Given Mahathir’s historical role in enforcing UUCA, the head of the Islamist PAS party has described its removal as “licking up one’s own vomit”.
There are signs that PH’s repeal of oppressive laws is slipping. The pledge to repeal Malaysia’s controversial fake news law was this month blocked in the BN-dominated Senate by former government MPs.
Members of the Malaysian Academic Movement (Gerak) in May wrote that the newly appointed education minister Maszlee Malik should work to make the nation’s universities “more vibrant, excellent and progressive”. Calling to repeal UUCA and other legislation restricting academic freedom, the academics argued the laws “do nothing to make academia grow intellectually; instead they control and constrain academia for rather idiotic political reasons”.

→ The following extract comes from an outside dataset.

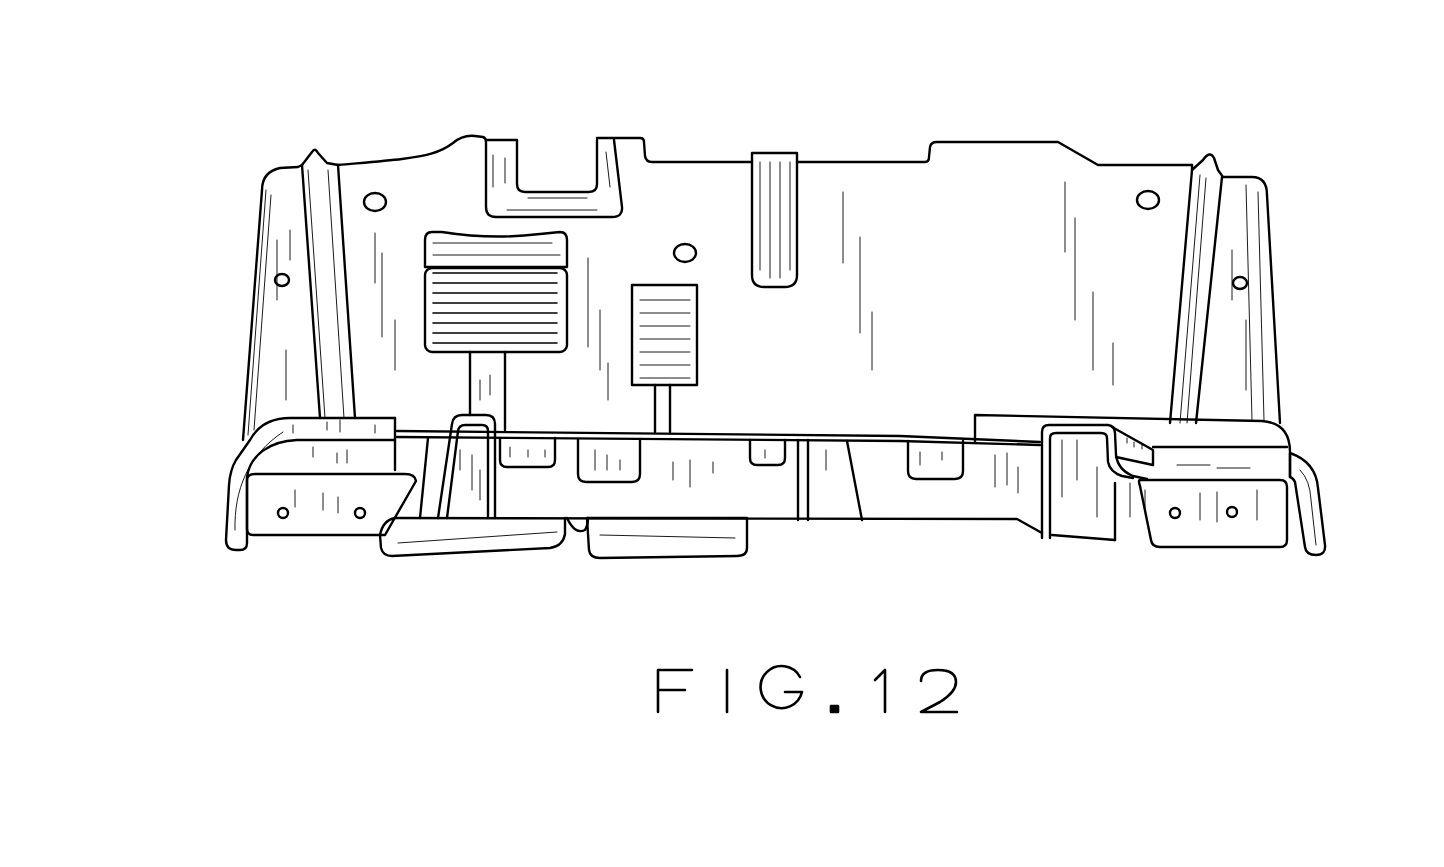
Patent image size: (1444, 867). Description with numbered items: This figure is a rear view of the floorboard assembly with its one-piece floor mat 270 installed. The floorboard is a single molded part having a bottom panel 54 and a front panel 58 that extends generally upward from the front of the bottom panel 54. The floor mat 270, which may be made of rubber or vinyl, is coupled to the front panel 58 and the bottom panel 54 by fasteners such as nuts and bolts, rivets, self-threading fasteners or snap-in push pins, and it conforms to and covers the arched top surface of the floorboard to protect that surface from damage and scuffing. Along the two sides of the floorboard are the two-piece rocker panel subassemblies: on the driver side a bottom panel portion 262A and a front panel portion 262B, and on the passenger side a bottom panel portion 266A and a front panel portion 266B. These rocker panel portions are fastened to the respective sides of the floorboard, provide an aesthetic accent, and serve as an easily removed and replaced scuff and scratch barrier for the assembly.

Malaysia’s deputy education minister Teo Nie Ching has asserted that UUCA will be removed – but within five years. “There is also a need to replace it with a new act, so we need some time for the consultation process with the relevant stakeholders,” she said in August. According to Koh, however, the review committee does not include leaders or groups representative of students among its stakeholders.
Back at the press conference for the Fortify Rights report’s release in June, Asheeq said that repealing UUCA was “another opportunity for Dr Mahathir to prove that he is back for the country, for the betterment of the country.”
We are yet to see if a leopard can truly change its spots.